100,000 euros for Sansepolcro icon

Redazione Ansa

(ANSA) - Sansepolcro (Aresso), March 26 - After a three-year-long restoration, Renaissance master Piero della Francesca's Resurrection can once again be admired in its original glory at the civic museum of Sansepolcro, the little Tuscan town where the artist was born sometime around 1420.
    The details and colors that make up the masterpiece have been brought back to life - the eyes of Jesus Christ, the draping of his pink cloak, the soldiers at his feet and the hills and fortresses against a clear blue sky on the background.
    The fresco described by Giorgio Vasari, the father of modern art history, as the Renaissance pioneer's "most beautiful" artwork and hailed by British novelist Aldous Huxley in 1925 in the essay "The most beautiful painting in the world", is a symbol of Sansepolcro. Indeed gunnery officer Anthony Clarke in 1944 famously decided at the last minute not to bombard the town because he remembered about the masterpiece he would otherwise have risked destroying.
    The long restoration work was carried out by Florence's Opificio delle Pietre Dure, one of Italy's most well-known restoration laboratories, and the art superintendency of Arezzo and Siena, with a 100,000 euro donation from Buitoni manager Aldo Osti.

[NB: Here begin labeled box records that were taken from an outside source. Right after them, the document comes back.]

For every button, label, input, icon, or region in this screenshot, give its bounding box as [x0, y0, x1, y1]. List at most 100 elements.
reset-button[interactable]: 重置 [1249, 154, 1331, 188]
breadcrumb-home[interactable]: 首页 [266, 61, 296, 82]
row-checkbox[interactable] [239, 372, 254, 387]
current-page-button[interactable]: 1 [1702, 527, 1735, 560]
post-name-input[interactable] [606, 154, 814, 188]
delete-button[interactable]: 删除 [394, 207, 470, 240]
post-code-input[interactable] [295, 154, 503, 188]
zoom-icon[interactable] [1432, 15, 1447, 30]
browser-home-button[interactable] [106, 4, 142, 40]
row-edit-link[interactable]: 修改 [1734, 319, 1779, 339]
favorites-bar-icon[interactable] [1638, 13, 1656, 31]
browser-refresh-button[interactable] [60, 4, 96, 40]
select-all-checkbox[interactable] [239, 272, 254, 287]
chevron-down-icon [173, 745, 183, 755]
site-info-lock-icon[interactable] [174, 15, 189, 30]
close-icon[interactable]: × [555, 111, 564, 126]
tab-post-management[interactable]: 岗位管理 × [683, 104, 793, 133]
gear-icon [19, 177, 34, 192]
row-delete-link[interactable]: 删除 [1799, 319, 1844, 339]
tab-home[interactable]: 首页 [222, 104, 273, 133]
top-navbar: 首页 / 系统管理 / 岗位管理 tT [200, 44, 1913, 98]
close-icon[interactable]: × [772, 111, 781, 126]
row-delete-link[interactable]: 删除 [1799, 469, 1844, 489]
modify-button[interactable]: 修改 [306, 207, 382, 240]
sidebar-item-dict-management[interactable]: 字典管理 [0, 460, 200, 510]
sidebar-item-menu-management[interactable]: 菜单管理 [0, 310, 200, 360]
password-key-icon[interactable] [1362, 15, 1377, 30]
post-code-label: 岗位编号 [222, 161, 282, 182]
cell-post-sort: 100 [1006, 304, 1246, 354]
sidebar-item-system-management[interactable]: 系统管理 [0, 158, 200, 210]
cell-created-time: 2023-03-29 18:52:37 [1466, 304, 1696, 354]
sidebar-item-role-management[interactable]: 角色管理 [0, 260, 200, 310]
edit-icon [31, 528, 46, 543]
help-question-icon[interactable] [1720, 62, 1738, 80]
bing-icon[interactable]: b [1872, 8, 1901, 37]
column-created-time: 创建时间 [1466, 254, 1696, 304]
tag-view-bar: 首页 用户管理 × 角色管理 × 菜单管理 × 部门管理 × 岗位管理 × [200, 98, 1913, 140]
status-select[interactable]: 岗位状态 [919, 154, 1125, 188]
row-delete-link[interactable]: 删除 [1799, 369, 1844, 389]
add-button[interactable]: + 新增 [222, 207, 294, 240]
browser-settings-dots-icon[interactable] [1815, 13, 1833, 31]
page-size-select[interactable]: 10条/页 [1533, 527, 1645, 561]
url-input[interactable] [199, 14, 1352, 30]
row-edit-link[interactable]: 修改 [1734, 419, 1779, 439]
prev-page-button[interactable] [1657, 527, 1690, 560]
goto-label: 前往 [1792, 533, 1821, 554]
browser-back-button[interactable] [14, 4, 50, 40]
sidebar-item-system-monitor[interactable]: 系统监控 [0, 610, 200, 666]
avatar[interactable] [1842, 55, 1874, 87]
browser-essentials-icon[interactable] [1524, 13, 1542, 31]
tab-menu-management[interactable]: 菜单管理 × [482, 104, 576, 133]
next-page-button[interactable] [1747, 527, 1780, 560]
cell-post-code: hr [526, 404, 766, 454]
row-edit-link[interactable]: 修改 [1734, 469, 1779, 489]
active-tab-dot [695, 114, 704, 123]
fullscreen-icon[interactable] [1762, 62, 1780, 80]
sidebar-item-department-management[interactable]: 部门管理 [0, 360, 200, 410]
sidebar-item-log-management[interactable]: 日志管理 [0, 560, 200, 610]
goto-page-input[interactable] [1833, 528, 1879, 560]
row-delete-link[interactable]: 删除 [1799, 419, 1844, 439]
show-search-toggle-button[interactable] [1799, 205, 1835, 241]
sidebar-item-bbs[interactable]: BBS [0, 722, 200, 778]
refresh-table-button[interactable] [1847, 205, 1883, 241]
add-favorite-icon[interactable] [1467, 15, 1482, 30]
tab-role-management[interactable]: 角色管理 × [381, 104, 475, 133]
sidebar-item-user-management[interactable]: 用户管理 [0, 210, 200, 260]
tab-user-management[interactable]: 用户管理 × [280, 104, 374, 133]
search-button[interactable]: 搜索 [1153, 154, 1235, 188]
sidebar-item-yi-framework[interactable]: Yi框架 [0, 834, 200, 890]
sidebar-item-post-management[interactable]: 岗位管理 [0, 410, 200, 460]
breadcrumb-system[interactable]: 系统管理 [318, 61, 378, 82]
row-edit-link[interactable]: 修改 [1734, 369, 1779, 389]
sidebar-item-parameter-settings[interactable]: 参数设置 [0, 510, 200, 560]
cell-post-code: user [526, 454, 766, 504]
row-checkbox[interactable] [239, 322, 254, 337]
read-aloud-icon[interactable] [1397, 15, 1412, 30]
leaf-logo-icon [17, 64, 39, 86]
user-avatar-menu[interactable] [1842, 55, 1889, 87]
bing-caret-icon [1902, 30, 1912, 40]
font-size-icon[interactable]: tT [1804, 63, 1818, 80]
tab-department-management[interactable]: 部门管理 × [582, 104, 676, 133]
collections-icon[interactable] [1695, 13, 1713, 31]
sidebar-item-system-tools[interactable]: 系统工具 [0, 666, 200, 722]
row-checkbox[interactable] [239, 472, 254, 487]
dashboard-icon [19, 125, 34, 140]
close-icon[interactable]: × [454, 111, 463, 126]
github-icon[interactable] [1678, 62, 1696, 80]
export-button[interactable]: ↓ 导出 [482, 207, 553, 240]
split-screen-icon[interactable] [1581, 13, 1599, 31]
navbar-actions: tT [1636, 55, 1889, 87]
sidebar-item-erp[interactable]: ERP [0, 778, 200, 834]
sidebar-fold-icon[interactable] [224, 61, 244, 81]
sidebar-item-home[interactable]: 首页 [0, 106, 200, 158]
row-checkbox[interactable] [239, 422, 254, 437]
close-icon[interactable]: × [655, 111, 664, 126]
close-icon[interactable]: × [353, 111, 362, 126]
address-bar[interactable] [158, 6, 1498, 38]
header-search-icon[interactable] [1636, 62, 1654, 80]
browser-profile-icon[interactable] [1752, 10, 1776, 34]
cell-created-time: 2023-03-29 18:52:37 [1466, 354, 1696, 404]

    The restoration saved the fresco from damage caused, among other things, by earthquakes, an exhaust pipe and 40 previous minor restorations including one in the 19th century in which sodium hydroxide was used to "clean" the painting.
    It also unveiled new details of the fresco's history.
    Cecilia Frosinini, director of the Opificio's department for the restoration of painted murals, said that, following the work, "we can affirm with certainty what has been said for a long time: the painting was moved here from somewhere else, perhaps even from an external wall of the building".
    "It is one of the oldest and most monumental" relocations of a fresco in the history of art, Frosini said, adding that moving it to its current location where the town meetings were held was an "identity choice". The restoration also shed new light on the artist's technique and color choices.
    "Today we know that the greens are the weakest" hues while the pink of the cloth worn by Jesus was intended to be "richer", noted Frosini.
    The director of the restoration work on behalf of the superintendency, Paola Refice, also said it is necessary to ensure "ordinary maintenance work" for the fresco.
    "An artwork should never require such a significant intervention ever again".
    Nevertheless, a few questions on the masterpiece remain unanswered.
    Art historians have often dated the fresco between 1450 and 1465 but new research has shifted the date to 1470.
    The original location and reason why it was moved are still unclear.
    And the mystery on whether the sleeping soldier represents Piero della Francesca remains unanswered.